Silken Rapture: Princes of the Underground, Book 2
Page 10
He sensed her presence—he smelled her blood—a full twenty seconds before he saw her. Isabel started when she saw him standing there, but then approached. For the second time that evening, he took note of her slightly hollowed out, flushed cheeks. She’d lost weight in the eight days she’d spent at Sanctuary, even if her color was good—excellent, in fact. Her cheeks and full lips were flushed dark pink with blood and her velvety eyes shone like dark beacons. Her chestnut hair was unusually glossy and full. Her small breasts were even more pronounced than usual, rising above the taut lines of her torso. She wore a bra, but there was little padding. He could see the areolas of her nipples pressing against the fabric and couldn’t help but wonder if they were as pink and flushed as her lips.
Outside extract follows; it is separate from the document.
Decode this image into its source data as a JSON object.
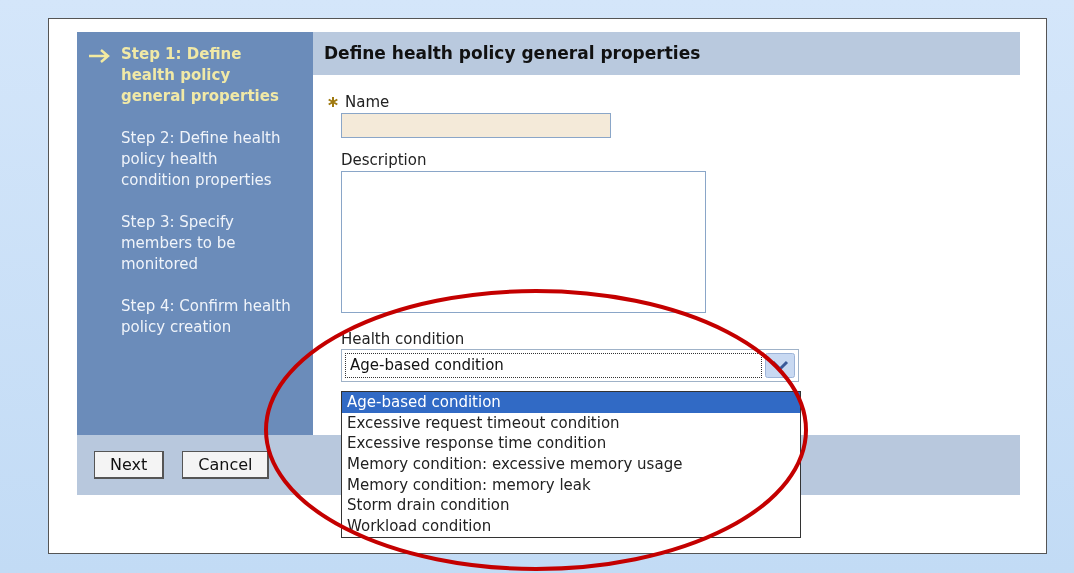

If she’d lost weight, it’d done nothing to diminish her beauty. It only enhanced it. He’d speak to Margaret about her eating habits, though. It wouldn’t do for her to become ill.
“Aubrey. I-I hadn’t expected to see you here.”
He smiled, allowing his gaze to drop over the vision of her. The wrist-length white gloves she wore looked out of place with the jeans and form-fitting scarlet T-shirt. He knew that Michael Lord, who maintained a network of contacts with the police on the surface world, had managed to clandestinely procure her purse and suitcase. Aubrey had been touched by her happiness upon receiving her familiar belongings and hadn’t seen fit to correct her in her belief that it had been his idea to get the things. In fact, her belongings had been retrieved under Blaise’s direction. The man was uncommonly concerned about her, even if he did carefully avoid her.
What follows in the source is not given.